[Intel-gfx] Strange performance cliff...

Peter Clifton pcjc2 at cam.ac.uk
Tue Oct 12 19:45:25 CEST 2010


Using glxgears as a tool to exercise the GPU with some simple rendering,
I have noted a strange cliff in the intel_gpu_top output when resizing
the glxgears window:

Below a certain size e.g.:

  -geometry 576x868+0+29


core clock: 400 Mhz
                   render busy:  21%: ████▎                                  render space: 10/126976 (0%)
                bitstream busy:   0%:                                     bitstream space: 0/126976 (0%)

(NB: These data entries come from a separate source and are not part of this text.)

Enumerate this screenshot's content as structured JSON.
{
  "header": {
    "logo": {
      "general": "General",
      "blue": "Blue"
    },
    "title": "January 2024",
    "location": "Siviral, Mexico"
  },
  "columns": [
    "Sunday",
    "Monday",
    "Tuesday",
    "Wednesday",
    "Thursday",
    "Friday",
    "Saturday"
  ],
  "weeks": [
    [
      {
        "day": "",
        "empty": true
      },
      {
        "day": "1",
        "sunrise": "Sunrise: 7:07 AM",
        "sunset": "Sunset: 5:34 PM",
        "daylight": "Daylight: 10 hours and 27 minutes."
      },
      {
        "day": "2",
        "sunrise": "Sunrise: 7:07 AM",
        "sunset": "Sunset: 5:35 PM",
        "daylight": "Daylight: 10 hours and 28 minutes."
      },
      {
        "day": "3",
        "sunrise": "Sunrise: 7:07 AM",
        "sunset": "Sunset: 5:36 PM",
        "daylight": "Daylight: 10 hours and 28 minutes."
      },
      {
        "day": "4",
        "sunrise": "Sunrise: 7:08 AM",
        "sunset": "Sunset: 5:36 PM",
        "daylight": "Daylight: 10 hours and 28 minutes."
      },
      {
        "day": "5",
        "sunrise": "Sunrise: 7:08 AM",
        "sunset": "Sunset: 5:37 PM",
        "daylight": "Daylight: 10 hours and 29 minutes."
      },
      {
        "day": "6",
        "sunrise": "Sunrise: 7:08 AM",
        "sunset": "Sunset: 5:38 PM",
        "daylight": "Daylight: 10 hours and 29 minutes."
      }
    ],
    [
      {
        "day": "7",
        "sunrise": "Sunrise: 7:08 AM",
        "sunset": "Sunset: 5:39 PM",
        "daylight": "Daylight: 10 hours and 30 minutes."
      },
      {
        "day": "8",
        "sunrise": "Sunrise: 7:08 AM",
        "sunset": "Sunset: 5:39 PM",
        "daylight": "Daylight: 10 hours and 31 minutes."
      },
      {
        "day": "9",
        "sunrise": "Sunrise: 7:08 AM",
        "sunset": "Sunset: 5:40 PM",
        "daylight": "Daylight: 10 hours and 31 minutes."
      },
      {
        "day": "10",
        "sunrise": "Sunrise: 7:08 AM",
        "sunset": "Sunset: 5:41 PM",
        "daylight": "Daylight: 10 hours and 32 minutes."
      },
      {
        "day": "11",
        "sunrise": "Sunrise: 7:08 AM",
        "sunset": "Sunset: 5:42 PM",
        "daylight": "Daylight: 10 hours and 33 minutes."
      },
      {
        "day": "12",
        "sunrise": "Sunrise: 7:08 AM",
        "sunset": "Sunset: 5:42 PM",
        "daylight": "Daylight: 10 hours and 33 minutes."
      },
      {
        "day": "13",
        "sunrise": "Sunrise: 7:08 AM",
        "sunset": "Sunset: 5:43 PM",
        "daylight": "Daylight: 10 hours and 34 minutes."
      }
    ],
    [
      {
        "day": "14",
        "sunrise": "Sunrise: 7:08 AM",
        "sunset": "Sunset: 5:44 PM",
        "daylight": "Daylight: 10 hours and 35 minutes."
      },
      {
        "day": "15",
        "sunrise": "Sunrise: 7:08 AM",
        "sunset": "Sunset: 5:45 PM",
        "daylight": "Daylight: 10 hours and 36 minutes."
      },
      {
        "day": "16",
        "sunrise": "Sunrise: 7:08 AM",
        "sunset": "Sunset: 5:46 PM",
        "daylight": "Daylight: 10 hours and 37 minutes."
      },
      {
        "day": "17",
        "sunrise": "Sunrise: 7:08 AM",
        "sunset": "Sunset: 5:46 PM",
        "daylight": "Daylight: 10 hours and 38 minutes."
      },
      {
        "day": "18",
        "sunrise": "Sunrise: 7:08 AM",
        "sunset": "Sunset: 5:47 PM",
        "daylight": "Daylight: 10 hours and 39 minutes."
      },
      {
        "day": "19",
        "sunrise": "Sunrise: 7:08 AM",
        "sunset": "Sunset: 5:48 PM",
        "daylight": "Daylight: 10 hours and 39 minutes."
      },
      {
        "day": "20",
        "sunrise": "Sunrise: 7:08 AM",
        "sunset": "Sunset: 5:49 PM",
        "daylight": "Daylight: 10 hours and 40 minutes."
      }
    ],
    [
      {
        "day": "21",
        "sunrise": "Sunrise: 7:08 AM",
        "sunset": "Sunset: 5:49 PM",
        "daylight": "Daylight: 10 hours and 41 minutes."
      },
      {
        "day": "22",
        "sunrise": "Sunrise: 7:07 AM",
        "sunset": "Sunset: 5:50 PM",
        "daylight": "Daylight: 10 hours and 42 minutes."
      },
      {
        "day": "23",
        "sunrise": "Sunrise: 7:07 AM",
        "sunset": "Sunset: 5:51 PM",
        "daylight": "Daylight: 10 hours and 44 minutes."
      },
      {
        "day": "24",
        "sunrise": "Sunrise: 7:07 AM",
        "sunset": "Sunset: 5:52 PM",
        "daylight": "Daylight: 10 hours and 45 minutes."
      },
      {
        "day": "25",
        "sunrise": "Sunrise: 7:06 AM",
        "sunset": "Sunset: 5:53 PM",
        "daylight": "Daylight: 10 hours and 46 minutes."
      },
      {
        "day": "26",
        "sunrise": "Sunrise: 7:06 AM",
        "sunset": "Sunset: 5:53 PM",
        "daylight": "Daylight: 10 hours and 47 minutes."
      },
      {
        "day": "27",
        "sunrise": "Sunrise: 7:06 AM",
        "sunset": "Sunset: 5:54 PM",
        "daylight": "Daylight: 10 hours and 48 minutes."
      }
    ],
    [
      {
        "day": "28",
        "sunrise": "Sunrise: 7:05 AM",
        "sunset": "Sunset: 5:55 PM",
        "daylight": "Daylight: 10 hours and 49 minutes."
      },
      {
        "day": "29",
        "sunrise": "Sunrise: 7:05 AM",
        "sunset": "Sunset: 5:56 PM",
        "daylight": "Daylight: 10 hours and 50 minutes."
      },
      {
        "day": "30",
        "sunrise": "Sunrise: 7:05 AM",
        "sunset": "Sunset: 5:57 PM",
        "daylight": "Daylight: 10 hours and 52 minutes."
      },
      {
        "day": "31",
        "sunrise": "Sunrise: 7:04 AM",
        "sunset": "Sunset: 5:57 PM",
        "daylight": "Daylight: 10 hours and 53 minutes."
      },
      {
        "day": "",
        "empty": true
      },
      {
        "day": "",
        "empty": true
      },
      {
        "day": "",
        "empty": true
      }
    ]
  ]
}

                          task  percent busy
                            CS:  20%: ████                    vert fetch: 35071068 (137619/sec)
               RC Render cache:  17%: ███▌                    prim fetch: 15422476 (60993/sec)
                            VF:  13%: ██▋                  VS invocations: 31634160 (128160/sec)
                            GS:  12%: ██▌                  GS invocations: 11848000 (48000/sec)
                   Windower IZ:  12%: ██▌                       GS prims: 0 (0/sec)
              SF (strip / fan):  12%: ██▌                  CL invocations: 0 (0/sec)
                   Row 1, EU 3:  10%: ██                        CL prims: 28373497 (108993/sec)
                   Row 0, EU 3:  10%: ██                   PS invocations: 7810009 (600886/sec)
                   Bypass FIFO:  10%: ██                   PS depth pass: 17981565671 (73371256/sec)
                  Pixel shader:  10%: ██                   
             Windower / Masker:   9%: █▉                   
                     Filtering:   9%: █▉                   
                   Row 1, EU 2:   9%: █▉                   
                   Row 0, EU 2:   9%: █▉                   
                  Setup Engine:   8%: █▋                   
                          MASF:   8%: █▋                   
                   Row 1, EU 1:   8%: █▋                   
                   Row 0, EU 1:   7%: █▌                   
                   Row 1, EU 0:   7%: █▌                   
                    Map filter:   6%: █▎                   
                           DAP:   6%: █▎                   
            Texture decompress:   6%: █▎                   
                 Sampler cache:   6%: █▎                   
                 Texture fetch:   5%: █                    
                          SVRW:   5%: █                    
                          SVRR:   4%: ▉                    
                           URB:   4%: ▉                    
            Projection and LOD:   3%: ▋                    
   Dependent address generator:   3%: ▋                    
                    Dispatcher:   2%: ▌                    
                  CL (clipper):   2%: ▌                    
                          SVDW:   2%: ▌                    
                           VS0:   2%: ▌                    
                           ISC:   1%: ▎                    
         Message Arbiter row 1:   1%: ▎                    
                          MASM:   1%: ▎                    
      SI (system instruction?):   0%:                      
                            DM:   0%:                      
                            SC:   0%:   


I get this trace.

When I increase the window size just a fraction, to:

  -geometry 576x871+0+29



The CS (command streamer) unit jumps to 100% busy, along with the render
busy graph. Does anyone have any ideas why?

core clock: 400 Mhz
                   render busy: 100%: ████████████████████                   render space: 61/126976 (0%)
                bitstream busy:   1%: ▎                                   bitstream space: 0/126976 (0%)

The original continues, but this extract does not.